EXAMENS COMPLEMENTAIRES
1. L'electrocardiogramme (ECG)
Pendant les crises, l'ECG montre une tachycardie régulière et rapide (en général aux alentours de 150 pulsations par minutes). D'autres modifications sont visibles notament sur les complexes QRS (ces petites "montagnes" que vous voyez sur le tracé cardiaque)
Le diagnostic est confirmé par le mode d'arrêt brutal de la tachycardie lors d'une manœuvre vagale (massage des carotides par exemple) , ou, en milieu médicalisé, lors de l'injection d'un antiarythmique.
2. Le Holter
Il s'agit d'un enregistrement ECG sur 24h à domicile.Il permet parfois de voir le debut et la fin d une crise si elle a eu lieue pendant ces 24h.

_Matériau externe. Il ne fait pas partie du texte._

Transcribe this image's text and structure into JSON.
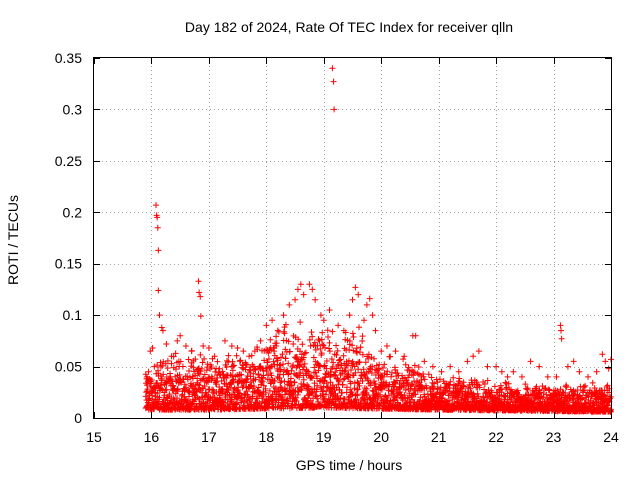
{
  "chart_data": {
    "type": "scatter",
    "title": "Day 182 of 2024, Rate Of TEC Index for receiver qlln",
    "xlabel": "GPS time / hours",
    "ylabel": "ROTI / TECUs",
    "xlim": [
      15,
      24
    ],
    "ylim": [
      0,
      0.35
    ],
    "xticks": [
      15,
      16,
      17,
      18,
      19,
      20,
      21,
      22,
      23,
      24
    ],
    "xtick_labels": [
      "15",
      "16",
      "17",
      "18",
      "19",
      "20",
      "21",
      "22",
      "23",
      "24"
    ],
    "yticks": [
      0,
      0.05,
      0.1,
      0.15,
      0.2,
      0.25,
      0.3,
      0.35
    ],
    "ytick_labels": [
      "0",
      "0.05",
      "0.1",
      "0.15",
      "0.2",
      "0.25",
      "0.3",
      "0.35"
    ],
    "grid": true,
    "marker": "+",
    "color": "#ff0000",
    "series": [
      {
        "name": "ROTI",
        "points": [
          [
            15.92,
            0.04
          ],
          [
            15.95,
            0.045
          ],
          [
            15.98,
            0.065
          ],
          [
            16.02,
            0.068
          ],
          [
            16.05,
            0.05
          ],
          [
            16.08,
            0.207
          ],
          [
            16.09,
            0.197
          ],
          [
            16.1,
            0.195
          ],
          [
            16.11,
            0.185
          ],
          [
            16.12,
            0.163
          ],
          [
            16.12,
            0.124
          ],
          [
            16.14,
            0.1
          ],
          [
            16.18,
            0.088
          ],
          [
            16.2,
            0.085
          ],
          [
            16.26,
            0.072
          ],
          [
            16.35,
            0.06
          ],
          [
            16.45,
            0.075
          ],
          [
            16.5,
            0.08
          ],
          [
            16.6,
            0.07
          ],
          [
            16.7,
            0.065
          ],
          [
            16.82,
            0.133
          ],
          [
            16.83,
            0.122
          ],
          [
            16.85,
            0.118
          ],
          [
            16.86,
            0.099
          ],
          [
            16.9,
            0.07
          ],
          [
            17.0,
            0.068
          ],
          [
            17.1,
            0.06
          ],
          [
            17.28,
            0.075
          ],
          [
            17.4,
            0.07
          ],
          [
            17.5,
            0.068
          ],
          [
            17.6,
            0.065
          ],
          [
            17.7,
            0.06
          ],
          [
            17.8,
            0.065
          ],
          [
            17.9,
            0.075
          ],
          [
            18.0,
            0.09
          ],
          [
            18.1,
            0.095
          ],
          [
            18.2,
            0.085
          ],
          [
            18.3,
            0.1
          ],
          [
            18.4,
            0.11
          ],
          [
            18.5,
            0.115
          ],
          [
            18.55,
            0.125
          ],
          [
            18.6,
            0.13
          ],
          [
            18.65,
            0.12
          ],
          [
            18.75,
            0.13
          ],
          [
            18.8,
            0.125
          ],
          [
            18.85,
            0.115
          ],
          [
            18.95,
            0.1
          ],
          [
            19.0,
            0.095
          ],
          [
            19.1,
            0.105
          ],
          [
            19.15,
            0.34
          ],
          [
            19.17,
            0.327
          ],
          [
            19.18,
            0.3
          ],
          [
            19.25,
            0.09
          ],
          [
            19.35,
            0.085
          ],
          [
            19.45,
            0.1
          ],
          [
            19.5,
            0.115
          ],
          [
            19.55,
            0.127
          ],
          [
            19.6,
            0.12
          ],
          [
            19.7,
            0.095
          ],
          [
            19.75,
            0.11
          ],
          [
            19.8,
            0.116
          ],
          [
            19.85,
            0.1
          ],
          [
            19.9,
            0.085
          ],
          [
            20.0,
            0.065
          ],
          [
            20.1,
            0.07
          ],
          [
            20.25,
            0.065
          ],
          [
            20.4,
            0.06
          ],
          [
            20.55,
            0.08
          ],
          [
            20.6,
            0.08
          ],
          [
            20.75,
            0.055
          ],
          [
            20.9,
            0.05
          ],
          [
            21.05,
            0.045
          ],
          [
            21.2,
            0.05
          ],
          [
            21.35,
            0.045
          ],
          [
            21.5,
            0.055
          ],
          [
            21.6,
            0.06
          ],
          [
            21.7,
            0.065
          ],
          [
            21.85,
            0.05
          ],
          [
            22.0,
            0.05
          ],
          [
            22.1,
            0.045
          ],
          [
            22.2,
            0.04
          ],
          [
            22.3,
            0.045
          ],
          [
            22.45,
            0.04
          ],
          [
            22.6,
            0.055
          ],
          [
            22.75,
            0.05
          ],
          [
            22.9,
            0.04
          ],
          [
            23.05,
            0.04
          ],
          [
            23.12,
            0.09
          ],
          [
            23.13,
            0.085
          ],
          [
            23.14,
            0.077
          ],
          [
            23.25,
            0.05
          ],
          [
            23.35,
            0.055
          ],
          [
            23.45,
            0.045
          ],
          [
            23.6,
            0.04
          ],
          [
            23.75,
            0.045
          ],
          [
            23.85,
            0.062
          ],
          [
            23.9,
            0.055
          ],
          [
            23.96,
            0.048
          ],
          [
            24.0,
            0.057
          ]
        ]
      }
    ],
    "dense_band": {
      "description_free": true,
      "x_start": 15.9,
      "x_end": 24.0,
      "step_hours": 0.005,
      "envelope": [
        [
          15.9,
          0.045
        ],
        [
          16.3,
          0.06
        ],
        [
          16.8,
          0.065
        ],
        [
          17.3,
          0.06
        ],
        [
          17.8,
          0.07
        ],
        [
          18.2,
          0.085
        ],
        [
          18.6,
          0.1
        ],
        [
          19.0,
          0.085
        ],
        [
          19.5,
          0.09
        ],
        [
          20.0,
          0.06
        ],
        [
          20.5,
          0.055
        ],
        [
          21.0,
          0.04
        ],
        [
          21.5,
          0.04
        ],
        [
          22.0,
          0.035
        ],
        [
          22.5,
          0.032
        ],
        [
          23.0,
          0.03
        ],
        [
          23.5,
          0.032
        ],
        [
          24.0,
          0.035
        ]
      ],
      "floor": [
        [
          15.9,
          0.008
        ],
        [
          17.0,
          0.008
        ],
        [
          19.0,
          0.01
        ],
        [
          21.0,
          0.008
        ],
        [
          24.0,
          0.006
        ]
      ]
    }
  }
}
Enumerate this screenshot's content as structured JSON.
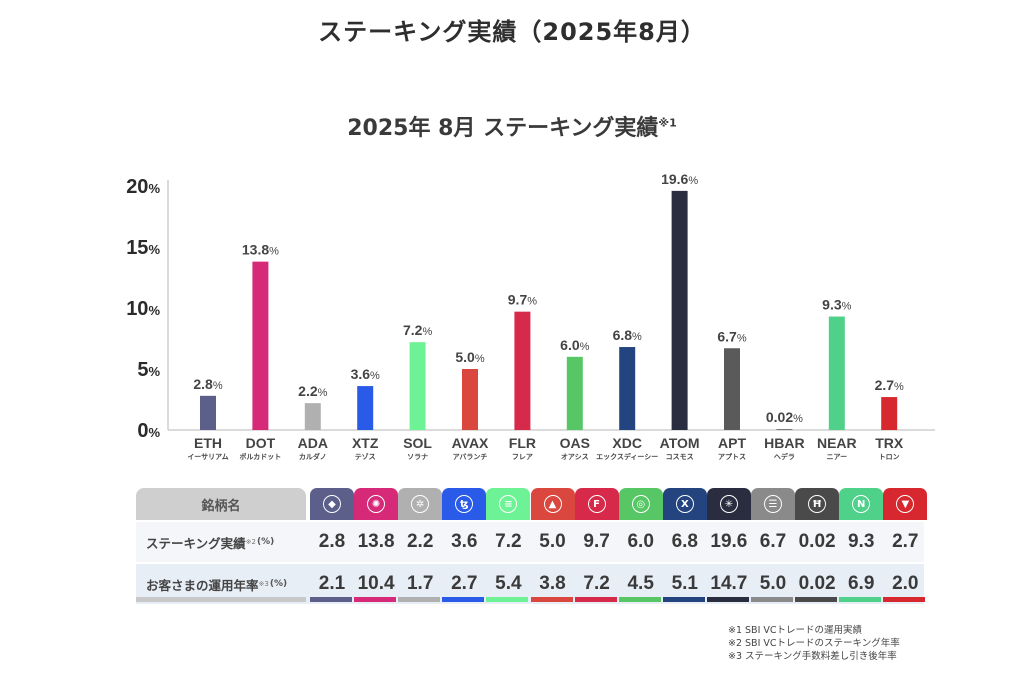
{
  "page_title": "ステーキング実績（2025年8月）",
  "chart_title": "2025年 8月  ステーキング実績",
  "chart_title_note": "※1",
  "chart_data": {
    "type": "bar",
    "title": "2025年 8月 ステーキング実績※1",
    "xlabel": "",
    "ylabel": "",
    "ylim": [
      0,
      20
    ],
    "yticks": [
      0,
      5,
      10,
      15,
      20
    ],
    "ytick_labels": [
      "0",
      "5",
      "10",
      "15",
      "20"
    ],
    "ytick_suffix": "%",
    "value_suffix": "%",
    "grid": false,
    "categories": [
      "ETH",
      "DOT",
      "ADA",
      "XTZ",
      "SOL",
      "AVAX",
      "FLR",
      "OAS",
      "XDC",
      "ATOM",
      "APT",
      "HBAR",
      "NEAR",
      "TRX"
    ],
    "category_sublabels": [
      "イーサリアム",
      "ポルカドット",
      "カルダノ",
      "テゾス",
      "ソラナ",
      "アバランチ",
      "フレア",
      "オアシス",
      "エックスディーシー",
      "コスモス",
      "アプトス",
      "ヘデラ",
      "ニアー",
      "トロン"
    ],
    "values": [
      2.8,
      13.8,
      2.2,
      3.6,
      7.2,
      5.0,
      9.7,
      6.0,
      6.8,
      19.6,
      6.7,
      0.02,
      9.3,
      2.7
    ],
    "value_labels": [
      "2.8",
      "13.8",
      "2.2",
      "3.6",
      "7.2",
      "5.0",
      "9.7",
      "6.0",
      "6.8",
      "19.6",
      "6.7",
      "0.02",
      "9.3",
      "2.7"
    ],
    "colors": [
      "#5b5f8a",
      "#d62a79",
      "#b0b0b0",
      "#2a5ae8",
      "#6ef296",
      "#d9473f",
      "#d7294a",
      "#56c764",
      "#23447e",
      "#2a2d40",
      "#5a5a5a",
      "#7a7a7a",
      "#4fd18a",
      "#d8282f"
    ]
  },
  "table": {
    "header_label": "銘柄名",
    "rows": [
      {
        "label": "ステーキング実績",
        "note": "※2",
        "unit": "(%)",
        "values": [
          "2.8",
          "13.8",
          "2.2",
          "3.6",
          "7.2",
          "5.0",
          "9.7",
          "6.0",
          "6.8",
          "19.6",
          "6.7",
          "0.02",
          "9.3",
          "2.7"
        ]
      },
      {
        "label": "お客さまの運用年率",
        "note": "※3",
        "unit": "(%)",
        "values": [
          "2.1",
          "10.4",
          "1.7",
          "2.7",
          "5.4",
          "3.8",
          "7.2",
          "4.5",
          "5.1",
          "14.7",
          "5.0",
          "0.02",
          "6.9",
          "2.0"
        ]
      }
    ],
    "coins": [
      {
        "symbol": "ETH",
        "icon": "ethereum-icon",
        "glyph": "◆",
        "color": "#5b5f8a"
      },
      {
        "symbol": "DOT",
        "icon": "polkadot-icon",
        "glyph": "✺",
        "color": "#d62a79"
      },
      {
        "symbol": "ADA",
        "icon": "cardano-icon",
        "glyph": "✲",
        "color": "#b0b0b0"
      },
      {
        "symbol": "XTZ",
        "icon": "tezos-icon",
        "glyph": "ꜩ",
        "color": "#2a5ae8"
      },
      {
        "symbol": "SOL",
        "icon": "solana-icon",
        "glyph": "≡",
        "color": "#6ef296"
      },
      {
        "symbol": "AVAX",
        "icon": "avalanche-icon",
        "glyph": "▲",
        "color": "#d9473f"
      },
      {
        "symbol": "FLR",
        "icon": "flare-icon",
        "glyph": "F",
        "color": "#d7294a"
      },
      {
        "symbol": "OAS",
        "icon": "oasys-icon",
        "glyph": "◎",
        "color": "#56c764"
      },
      {
        "symbol": "XDC",
        "icon": "xdc-icon",
        "glyph": "X",
        "color": "#23447e"
      },
      {
        "symbol": "ATOM",
        "icon": "cosmos-icon",
        "glyph": "✳",
        "color": "#2a2d40"
      },
      {
        "symbol": "APT",
        "icon": "aptos-icon",
        "glyph": "☰",
        "color": "#8a8a8a"
      },
      {
        "symbol": "HBAR",
        "icon": "hedera-icon",
        "glyph": "Ħ",
        "color": "#4a4a4a"
      },
      {
        "symbol": "NEAR",
        "icon": "near-icon",
        "glyph": "N",
        "color": "#4fd18a"
      },
      {
        "symbol": "TRX",
        "icon": "tron-icon",
        "glyph": "▼",
        "color": "#d8282f"
      }
    ]
  },
  "notes": [
    "※1  SBI VCトレードの運用実績",
    "※2  SBI VCトレードのステーキング年率",
    "※3  ステーキング手数料差し引き後年率"
  ]
}
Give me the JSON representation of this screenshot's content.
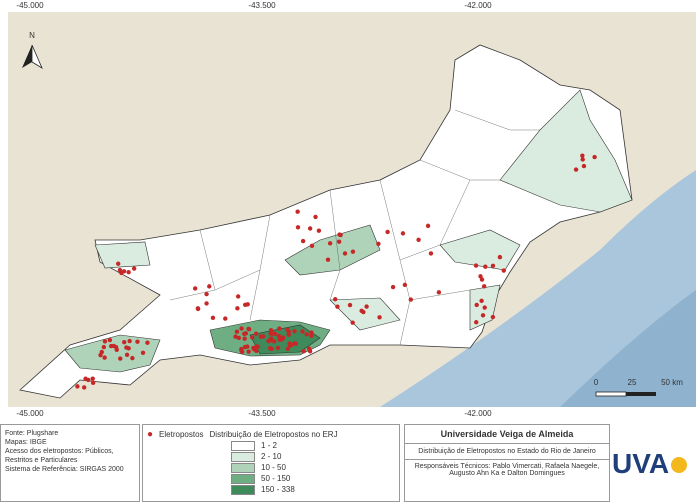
{
  "map": {
    "coords_top": [
      "-45.000",
      "-43.500",
      "-42.000"
    ],
    "coords_bottom": [
      "-45.000",
      "-43.500",
      "-42.000"
    ],
    "north": "N",
    "scale": [
      "0",
      "25",
      "50 km"
    ]
  },
  "info": [
    "Fonte: Plugshare",
    "Mapas: IBGE",
    "Acesso dos eletropostos: Públicos, Restritos e Particulares",
    "Sistema de Referência: SIRGAS 2000"
  ],
  "legend": {
    "points_label": "Eletropostos",
    "title": "Distribuição de Eletropostos no ERJ",
    "classes": [
      {
        "label": "1 - 2",
        "color": "#ffffff"
      },
      {
        "label": "2 - 10",
        "color": "#d9ecdf"
      },
      {
        "label": "10 - 50",
        "color": "#aed3b8"
      },
      {
        "label": "50 - 150",
        "color": "#6fae82"
      },
      {
        "label": "150 - 338",
        "color": "#3f8a5a"
      }
    ]
  },
  "title_box": {
    "institution": "Universidade Veiga de Almeida",
    "subtitle": "Distribuição de Eletropostos no Estado do Rio de Janeiro",
    "credits": "Responsáveis Técnicos: Pablo Vimercati, Rafaela Naegele, Augusto Ahn Ka e Dalton Domingues"
  },
  "logo": "UVA"
}
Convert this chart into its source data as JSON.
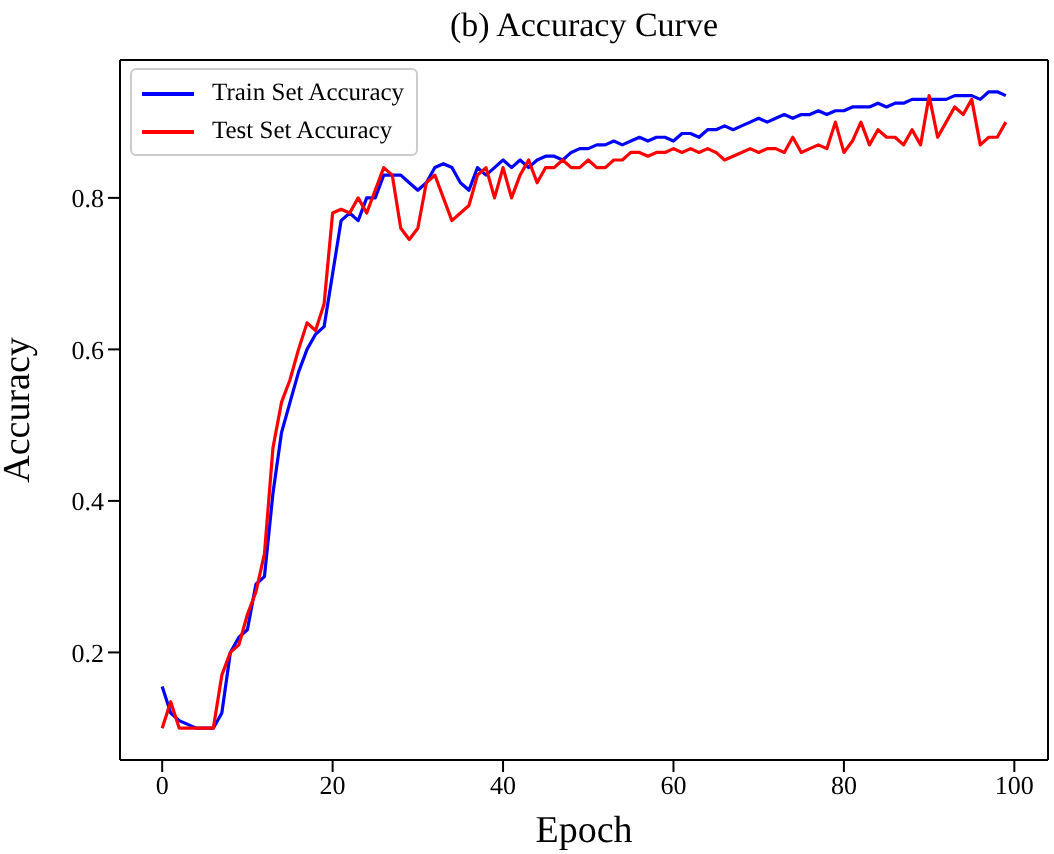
{
  "chart_data": {
    "type": "line",
    "title": "(b) Accuracy Curve",
    "xlabel": "Epoch",
    "ylabel": "Accuracy",
    "x": [
      0,
      1,
      2,
      3,
      4,
      5,
      6,
      7,
      8,
      9,
      10,
      11,
      12,
      13,
      14,
      15,
      16,
      17,
      18,
      19,
      20,
      21,
      22,
      23,
      24,
      25,
      26,
      27,
      28,
      29,
      30,
      31,
      32,
      33,
      34,
      35,
      36,
      37,
      38,
      39,
      40,
      41,
      42,
      43,
      44,
      45,
      46,
      47,
      48,
      49,
      50,
      51,
      52,
      53,
      54,
      55,
      56,
      57,
      58,
      59,
      60,
      61,
      62,
      63,
      64,
      65,
      66,
      67,
      68,
      69,
      70,
      71,
      72,
      73,
      74,
      75,
      76,
      77,
      78,
      79,
      80,
      81,
      82,
      83,
      84,
      85,
      86,
      87,
      88,
      89,
      90,
      91,
      92,
      93,
      94,
      95,
      96,
      97,
      98,
      99
    ],
    "series": [
      {
        "name": "Train Set Accuracy",
        "color": "#0000ff",
        "values": [
          0.155,
          0.12,
          0.11,
          0.105,
          0.1,
          0.1,
          0.1,
          0.12,
          0.2,
          0.22,
          0.23,
          0.29,
          0.3,
          0.41,
          0.49,
          0.53,
          0.57,
          0.6,
          0.62,
          0.63,
          0.7,
          0.77,
          0.78,
          0.77,
          0.8,
          0.8,
          0.83,
          0.83,
          0.83,
          0.82,
          0.81,
          0.82,
          0.84,
          0.845,
          0.84,
          0.82,
          0.81,
          0.84,
          0.83,
          0.84,
          0.85,
          0.84,
          0.85,
          0.84,
          0.85,
          0.855,
          0.855,
          0.85,
          0.86,
          0.865,
          0.865,
          0.87,
          0.87,
          0.875,
          0.87,
          0.875,
          0.88,
          0.875,
          0.88,
          0.88,
          0.875,
          0.885,
          0.885,
          0.88,
          0.89,
          0.89,
          0.895,
          0.89,
          0.895,
          0.9,
          0.905,
          0.9,
          0.905,
          0.91,
          0.905,
          0.91,
          0.91,
          0.915,
          0.91,
          0.915,
          0.915,
          0.92,
          0.92,
          0.92,
          0.925,
          0.92,
          0.925,
          0.925,
          0.93,
          0.93,
          0.93,
          0.93,
          0.93,
          0.935,
          0.935,
          0.935,
          0.93,
          0.94,
          0.94,
          0.935
        ]
      },
      {
        "name": "Test Set Accuracy",
        "color": "#ff0000",
        "values": [
          0.1,
          0.135,
          0.1,
          0.1,
          0.1,
          0.1,
          0.1,
          0.17,
          0.2,
          0.21,
          0.25,
          0.28,
          0.33,
          0.47,
          0.53,
          0.56,
          0.6,
          0.635,
          0.625,
          0.66,
          0.78,
          0.785,
          0.78,
          0.8,
          0.78,
          0.81,
          0.84,
          0.83,
          0.76,
          0.745,
          0.76,
          0.82,
          0.83,
          0.8,
          0.77,
          0.78,
          0.79,
          0.83,
          0.84,
          0.8,
          0.84,
          0.8,
          0.83,
          0.85,
          0.82,
          0.84,
          0.84,
          0.85,
          0.84,
          0.84,
          0.85,
          0.84,
          0.84,
          0.85,
          0.85,
          0.86,
          0.86,
          0.855,
          0.86,
          0.86,
          0.865,
          0.86,
          0.865,
          0.86,
          0.865,
          0.86,
          0.85,
          0.855,
          0.86,
          0.865,
          0.86,
          0.865,
          0.865,
          0.86,
          0.88,
          0.86,
          0.865,
          0.87,
          0.865,
          0.9,
          0.86,
          0.875,
          0.9,
          0.87,
          0.89,
          0.88,
          0.88,
          0.87,
          0.89,
          0.87,
          0.935,
          0.88,
          0.9,
          0.92,
          0.91,
          0.93,
          0.87,
          0.88,
          0.88,
          0.9
        ]
      }
    ],
    "xlim": [
      -4.95,
      103.95
    ],
    "xticks": [
      0,
      20,
      40,
      60,
      80,
      100
    ],
    "ylim": [
      0.058,
      0.982
    ],
    "yticks": [
      0.2,
      0.4,
      0.6,
      0.8
    ],
    "legend": "top left",
    "grid": false,
    "marker": "none",
    "line_style": "solid"
  }
}
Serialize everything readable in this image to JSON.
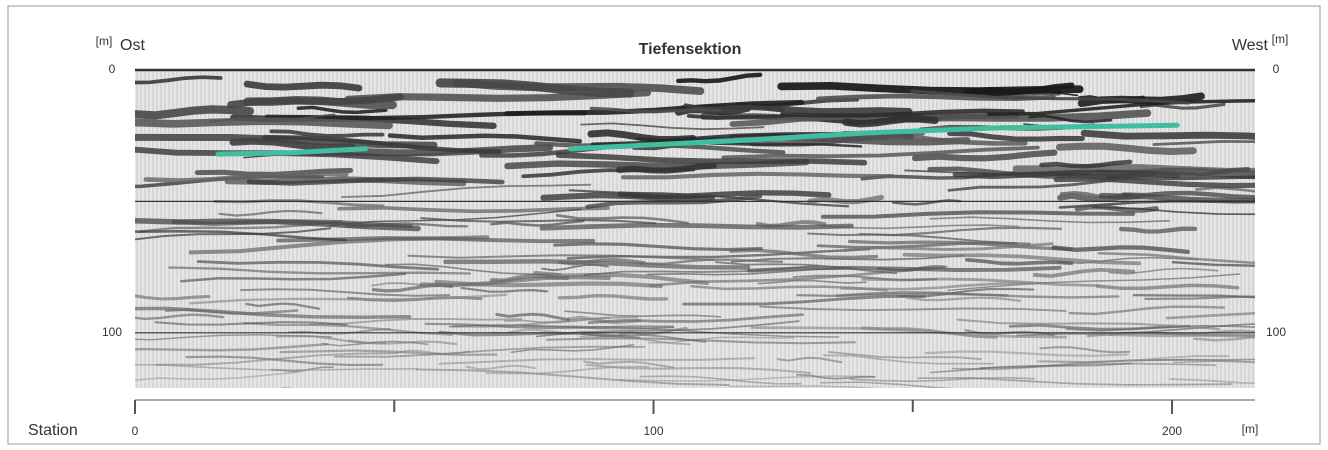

3. L'exploration fonctionnelle
Elle consiste à introduire des sondes dans les cavités cardiaques afin d'enregister l'activité electrique du coeur. Si le diagnostic permet de trouve le faiseaux responsable de la tachycardie, ce dernier pourra alors etre détruit par radio fréquence (qui consiste à "griller" le faiseaux pour reduire la tachycardie) Cette intervention n'est toutefois pas sans risque (mon experience professionnelle en salle de catheterisme cardiaque me le fait dire).
TRAITEMENT
Le traitement a pour but de reduire la criseet de prevenir les récidives.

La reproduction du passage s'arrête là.